IT was already dark and would soon be night.
Goussiev, a private on long leave, raised himself a little in his hammock and said in a whisper:
"Can you hear me, Pavel Ivanich? A soldier at Souchan told me that their boat ran into an enormous fish and knocked a hole in her bottom."
The man of condition unknown whom he addressed, and whom everybody in the hospital-ship called Pavel Ivanich, was silent, as if he had not heard.
And once more there was silence.... The wind whistled through the rigging, the screw buzzed, the waves came washing, the hammocks squeaked, but to all these sounds their ears were long since accustomed and it seemed as though everything were wrapped in sleep and silence. It was very oppressive. The three patients—two soldiers and a sailor—who had played cards all day were now asleep and tossing to and fro.
The vessel began to shake. The hammock under Goussiev slowly heaved up and down, as though it were breathing—one, two, three.... Something crashed on the floor and began to tinkle: the jug must have fallen down.
"The wind has broken loose...." said Goussiev, listening attentively.
This time Pavel Ivanich coughed and answered irritably:
"You spoke just now of a ship colliding with a large fish, and now you talk of the wind breaking loose.... Is the wind a dog to break loose?"
"That's what people say."
"Then people are as ignorant as you.... But what do they not say? You should keep a head on your shoulders and think. Silly idiot!"
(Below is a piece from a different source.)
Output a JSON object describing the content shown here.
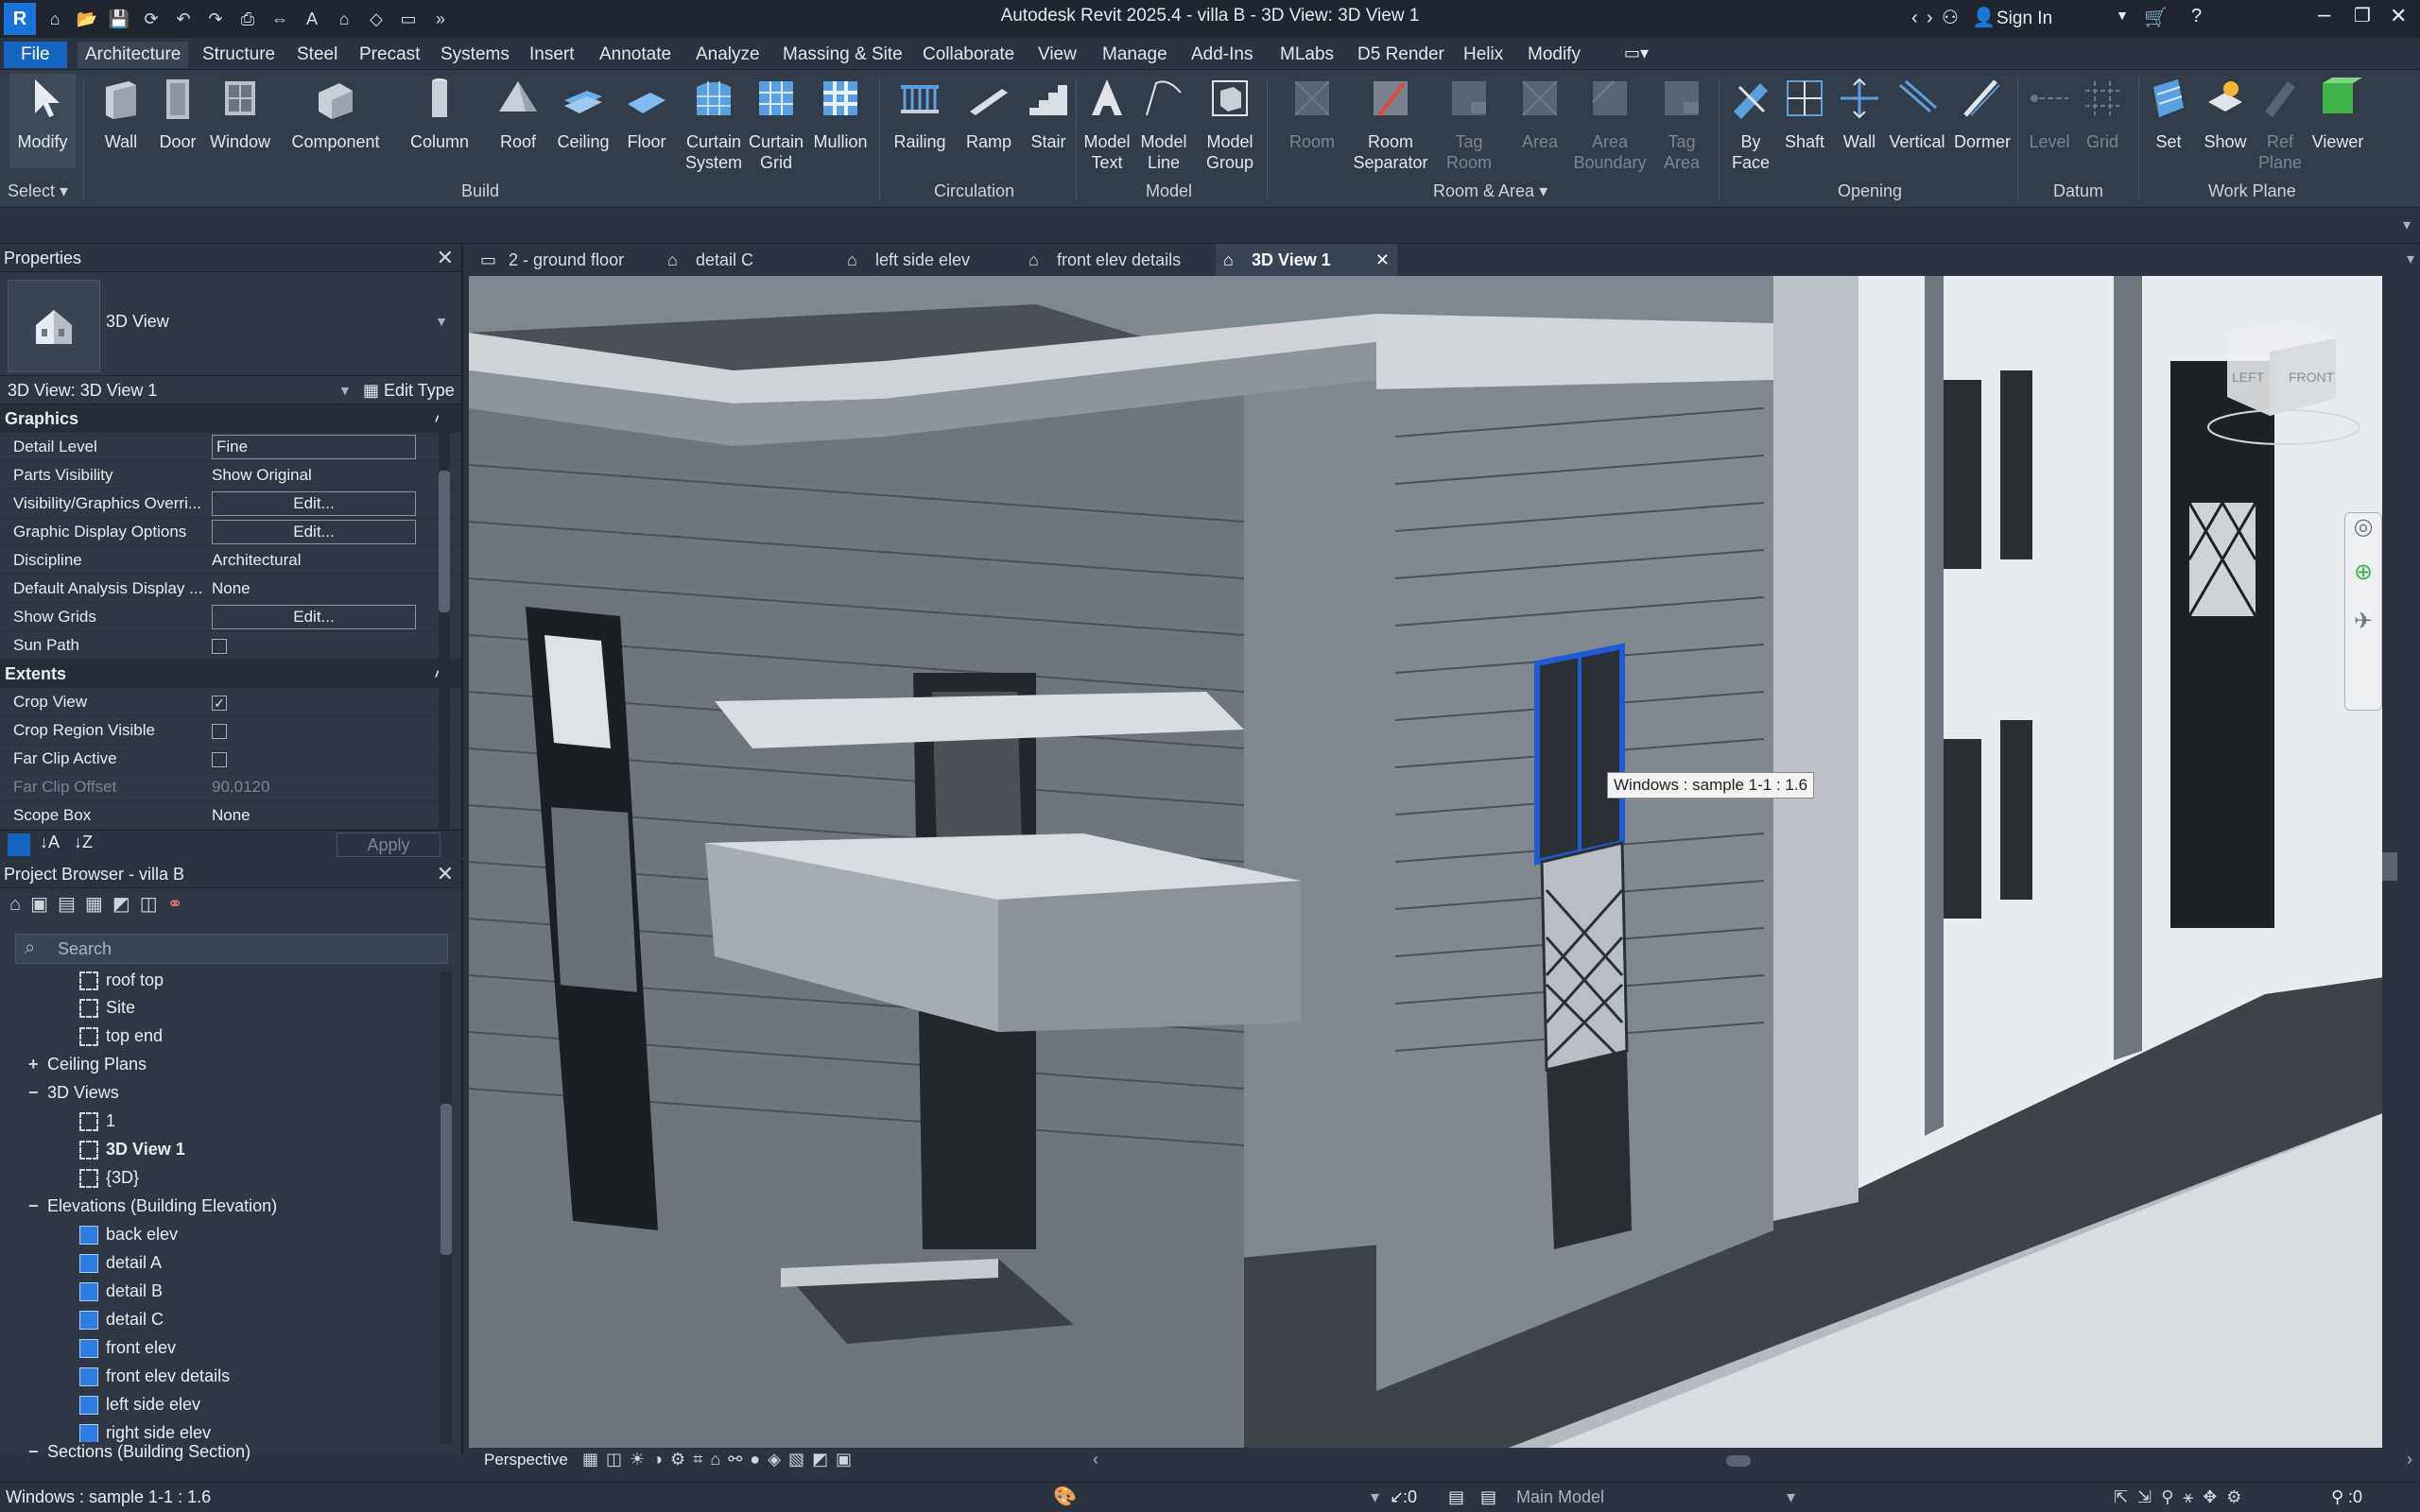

Pavel Ivanich was subject to seasickness. When the ship rolled he would get very cross, and the least trifle would upset him, though Goussiev could never see anything to be cross about. What was there unusual in his story about the fish or in his saying that the wind had broken loose? Suppose the fish were as big as a mountain and its back were as hard as a sturgeon's, and suppose that at the end of the wood there were huge stone walls with the snarling winds chained up to them.... If they do not break loose, why then do they rage over the sea as though they were possessed, and rush about like dogs? If they are not chained, what happens to them when it is calm?
Goussiev thought for a long time of a fish as big as a mountain, and of thick rusty chains; then he got tired of that and began to think of his native place whither he was returning after five years' service in the Far East. He saw with his mind's eye the great pond covered with snow.... On one side of the pond was a brick-built pottery, with a tall chimney belching clouds of black smoke, and on the other side was the village.... From the yard of the fifth house from the corner came his brother Alency in a sledge; behind him sat his little son Vanka in large felt boots, and his daughter Akulka, also in felt boots. Alency is tipsy, Vanka laughs, and Akulka's face is hidden—she is well wrapped up.
"The children will catch cold ..." thought Goussiev. "God grant them," he whispered, "a pure right mind that they may honour their parents and be better than their father and mother...."
"The boots want soling," cried the sick sailor in a deep voice. "Aye, aye."
The thread of Goussiev's thoughts was broken, and instead of the pond, suddenly—without rhyme or reason—he saw a large bull's head without eyes, and the horse and sledge did not move on, but went round and round in a black mist. But still he was glad he had seen his dear ones. He gasped for joy, and his limbs tingled and his fingers throbbed.
"God suffered me to see them!" he muttered, and opened his eyes and looked round in the darkness for water.
He drank, then lay down again, and once more the sledge skimmed along, and he saw the bull's head without eyes, black smoke, clouds of it. And so on till dawn.